Da steht einer, er kann nicht anders und gibt zu Papier (oder er vertraut dem Mikrophon an): Seine Niederlage, so formuliert der junge Sportler, sei einzig und allein durch mangelnde Motivation zu erklären. Oder aber, falls er gesiegt hat: Er sei richtig motiviert gewesen.

Kleider machen Leute, vielleicht. Modewörter machen Intellektuelle oder solche, die es sein möchten. Ein junges Wort leidet, das Wort Motivation. Wanderte es über die Pädagogik in die Alltagssprache ein? Wer: produzierte diesen pseudowissenschaftlichen Exportartikel für den Jargon? Die Ahnenforscher modischer Begriffe dürfen zur Untersuchung schreiten.

Frei nach Goethe: Die Leiden der junges Wörter! So nennt Hans Weigel, der Wiener Schriftsteller, ein Buch, in dem er frühzeitig verschlissenes Vokabular untersucht. Die Krankengeschichte eines jungen Wortes wäre am ehesten im Sport zu begutachten. Die Münchener Bayern, so hieß es nach der Fußball-Weltmeisterschaft, seien nicht mehr motiviert; schließlich hätten sie alles – oder fast alles – gewonnen, was an Titeln und Geld auf dem Markt war. Als die Schwimmer bei den Europameisterschaften in Wien die Rekorde dutzendweise vom Sockel stießen, empfand der zuständige Fachmann im Bundesleistungsausschuß dies als vorzügliche Motivationshilfe für Montreal, wo 1976 die nächsten Olympischen Spiele stattfinden. Als die Leichtathleten in Rom nur zu bescheidenen Erfolgen kamen, wurde hie und da unterentwickelte Motivation unterstellt.
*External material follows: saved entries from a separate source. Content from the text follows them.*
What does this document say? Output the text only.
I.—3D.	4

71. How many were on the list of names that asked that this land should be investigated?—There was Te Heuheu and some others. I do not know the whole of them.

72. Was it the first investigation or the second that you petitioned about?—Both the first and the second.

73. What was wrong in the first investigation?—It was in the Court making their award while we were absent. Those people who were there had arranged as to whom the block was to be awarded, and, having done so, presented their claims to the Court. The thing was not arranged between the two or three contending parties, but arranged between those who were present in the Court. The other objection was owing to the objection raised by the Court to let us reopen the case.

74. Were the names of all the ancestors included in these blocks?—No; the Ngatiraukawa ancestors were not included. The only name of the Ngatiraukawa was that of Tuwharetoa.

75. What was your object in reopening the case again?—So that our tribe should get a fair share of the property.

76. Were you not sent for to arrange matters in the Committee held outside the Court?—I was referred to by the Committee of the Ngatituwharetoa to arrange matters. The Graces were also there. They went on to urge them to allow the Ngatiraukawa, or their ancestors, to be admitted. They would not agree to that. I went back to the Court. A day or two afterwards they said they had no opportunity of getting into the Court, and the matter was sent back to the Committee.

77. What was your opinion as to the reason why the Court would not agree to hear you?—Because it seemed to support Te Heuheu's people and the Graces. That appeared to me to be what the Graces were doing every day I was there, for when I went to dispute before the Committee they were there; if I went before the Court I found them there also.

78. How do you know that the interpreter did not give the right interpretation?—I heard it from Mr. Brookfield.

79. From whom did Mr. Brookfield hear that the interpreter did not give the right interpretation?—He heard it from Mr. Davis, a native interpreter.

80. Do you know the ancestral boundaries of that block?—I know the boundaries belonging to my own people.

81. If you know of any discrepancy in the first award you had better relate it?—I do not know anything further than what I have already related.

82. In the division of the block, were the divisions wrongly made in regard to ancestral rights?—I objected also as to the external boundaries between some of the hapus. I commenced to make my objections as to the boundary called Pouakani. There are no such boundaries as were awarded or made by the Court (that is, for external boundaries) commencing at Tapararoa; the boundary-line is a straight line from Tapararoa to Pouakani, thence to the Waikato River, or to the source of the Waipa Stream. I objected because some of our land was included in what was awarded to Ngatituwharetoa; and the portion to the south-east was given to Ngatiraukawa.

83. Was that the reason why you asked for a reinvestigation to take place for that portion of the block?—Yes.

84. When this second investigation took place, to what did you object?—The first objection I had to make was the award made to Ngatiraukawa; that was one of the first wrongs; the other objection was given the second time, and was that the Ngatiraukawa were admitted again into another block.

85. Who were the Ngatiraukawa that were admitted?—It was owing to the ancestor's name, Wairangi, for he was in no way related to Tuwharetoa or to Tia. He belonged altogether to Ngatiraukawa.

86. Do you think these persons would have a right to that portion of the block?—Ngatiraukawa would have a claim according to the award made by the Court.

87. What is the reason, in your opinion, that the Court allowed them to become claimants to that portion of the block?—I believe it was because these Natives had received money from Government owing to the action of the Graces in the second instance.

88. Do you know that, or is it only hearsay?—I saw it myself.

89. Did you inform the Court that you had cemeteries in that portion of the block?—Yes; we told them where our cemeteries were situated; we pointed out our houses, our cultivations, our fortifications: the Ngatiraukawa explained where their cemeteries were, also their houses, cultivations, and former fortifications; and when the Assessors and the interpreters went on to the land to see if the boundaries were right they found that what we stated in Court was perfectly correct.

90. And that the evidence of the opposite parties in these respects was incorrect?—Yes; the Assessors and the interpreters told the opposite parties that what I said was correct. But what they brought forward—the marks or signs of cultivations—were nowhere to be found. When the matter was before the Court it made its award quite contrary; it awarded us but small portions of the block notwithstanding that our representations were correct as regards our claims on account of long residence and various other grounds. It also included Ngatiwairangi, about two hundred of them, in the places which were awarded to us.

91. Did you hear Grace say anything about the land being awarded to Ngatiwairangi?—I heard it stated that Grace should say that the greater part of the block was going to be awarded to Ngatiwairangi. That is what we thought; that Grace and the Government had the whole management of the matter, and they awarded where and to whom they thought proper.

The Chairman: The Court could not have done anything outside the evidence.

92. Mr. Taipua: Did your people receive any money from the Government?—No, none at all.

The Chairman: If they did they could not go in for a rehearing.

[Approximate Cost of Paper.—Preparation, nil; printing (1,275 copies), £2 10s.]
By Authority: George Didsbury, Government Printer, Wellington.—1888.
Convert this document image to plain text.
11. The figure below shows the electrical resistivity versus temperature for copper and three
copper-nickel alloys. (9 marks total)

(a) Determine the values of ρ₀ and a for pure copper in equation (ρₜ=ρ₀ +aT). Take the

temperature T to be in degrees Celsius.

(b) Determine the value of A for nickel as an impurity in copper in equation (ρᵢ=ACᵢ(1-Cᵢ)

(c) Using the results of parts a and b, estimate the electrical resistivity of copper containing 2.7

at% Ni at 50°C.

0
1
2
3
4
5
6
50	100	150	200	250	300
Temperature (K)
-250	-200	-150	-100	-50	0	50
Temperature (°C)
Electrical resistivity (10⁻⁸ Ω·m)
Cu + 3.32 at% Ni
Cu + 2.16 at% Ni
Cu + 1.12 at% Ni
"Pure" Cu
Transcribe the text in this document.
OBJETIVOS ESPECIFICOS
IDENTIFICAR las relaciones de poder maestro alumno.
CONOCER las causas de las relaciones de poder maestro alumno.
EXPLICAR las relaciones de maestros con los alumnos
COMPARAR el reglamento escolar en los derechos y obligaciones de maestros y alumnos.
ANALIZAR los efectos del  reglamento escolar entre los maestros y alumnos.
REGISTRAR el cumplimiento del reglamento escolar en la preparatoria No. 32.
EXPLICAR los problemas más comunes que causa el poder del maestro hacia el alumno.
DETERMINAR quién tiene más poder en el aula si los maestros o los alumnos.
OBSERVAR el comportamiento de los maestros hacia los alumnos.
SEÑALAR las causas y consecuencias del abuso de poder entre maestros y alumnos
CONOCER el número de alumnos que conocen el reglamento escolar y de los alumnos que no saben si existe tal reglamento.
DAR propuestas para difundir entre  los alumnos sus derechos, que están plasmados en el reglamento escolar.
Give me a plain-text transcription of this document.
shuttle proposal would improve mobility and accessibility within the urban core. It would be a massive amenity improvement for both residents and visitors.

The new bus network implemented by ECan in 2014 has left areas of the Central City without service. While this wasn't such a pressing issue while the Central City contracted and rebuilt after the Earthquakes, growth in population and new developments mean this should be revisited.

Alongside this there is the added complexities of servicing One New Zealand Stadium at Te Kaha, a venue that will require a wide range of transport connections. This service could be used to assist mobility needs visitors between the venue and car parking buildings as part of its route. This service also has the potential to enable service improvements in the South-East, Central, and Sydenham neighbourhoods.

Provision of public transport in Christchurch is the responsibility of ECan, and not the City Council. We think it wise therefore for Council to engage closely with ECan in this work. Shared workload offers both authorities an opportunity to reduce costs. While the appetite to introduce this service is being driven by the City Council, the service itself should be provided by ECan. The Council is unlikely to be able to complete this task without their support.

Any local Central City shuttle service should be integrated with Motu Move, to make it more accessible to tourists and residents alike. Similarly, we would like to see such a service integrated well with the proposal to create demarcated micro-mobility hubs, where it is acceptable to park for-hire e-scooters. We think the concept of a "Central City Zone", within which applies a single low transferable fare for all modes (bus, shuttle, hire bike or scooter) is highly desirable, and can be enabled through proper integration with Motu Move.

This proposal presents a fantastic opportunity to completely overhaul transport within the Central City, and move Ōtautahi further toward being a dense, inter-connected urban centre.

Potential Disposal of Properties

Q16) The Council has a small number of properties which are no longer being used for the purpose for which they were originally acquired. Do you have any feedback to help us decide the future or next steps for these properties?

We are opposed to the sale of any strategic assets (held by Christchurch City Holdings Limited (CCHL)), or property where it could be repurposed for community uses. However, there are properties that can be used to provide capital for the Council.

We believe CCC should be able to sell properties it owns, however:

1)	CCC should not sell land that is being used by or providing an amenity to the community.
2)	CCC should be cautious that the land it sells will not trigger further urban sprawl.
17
Ein Reizwort der Leistungsgesellschaft erlebt zur Zeit seine Inflation. In einem solchen Fall empfiehlt es sich, eine Antwort von der Wissenschaft zu erbitten. Der Liebhaber abgesicherter Weisheiten greift wohlgemut zu einem renommierten Lexikon der Pädagogik, und er findet dort: Furcht-M., Leistungs-M., Macht-M., Gesellschafts-M., Sexual-M., Hunger-M., Aggressions-M. "Großes M" steht für Motivation. Da kehrt der angelernte Motivationsforscher lieber schnell wieder zum Sport zurück.

Dort findet er genügend Rohmaterial. Er kann zu ergründen versuchen, warum Gerd Müller nicht mehr in der Nationalelf spielen will. Er kann auch die Redensarten des Sports untersuchen. Wieso heißt es, Sport sei Mord? Diese Meinung wird gern übersetzt: Sport – mit all seinen Anforderungen – sei Masochismus, behaupten Kritiker. Karl Adam, der erfolgreiche Rudertrainer, beantwortet die Frage geradlinig: "Was haben Sie eigentlich gegen Masochismus?"

Masochismus ist eine besondere Form des Lustgewinns. Ob Sportler ihre Lust an der Leistung mit dem inflationären Gebrauch des Wortes Motivation steigern können, daran sei gezweifelt.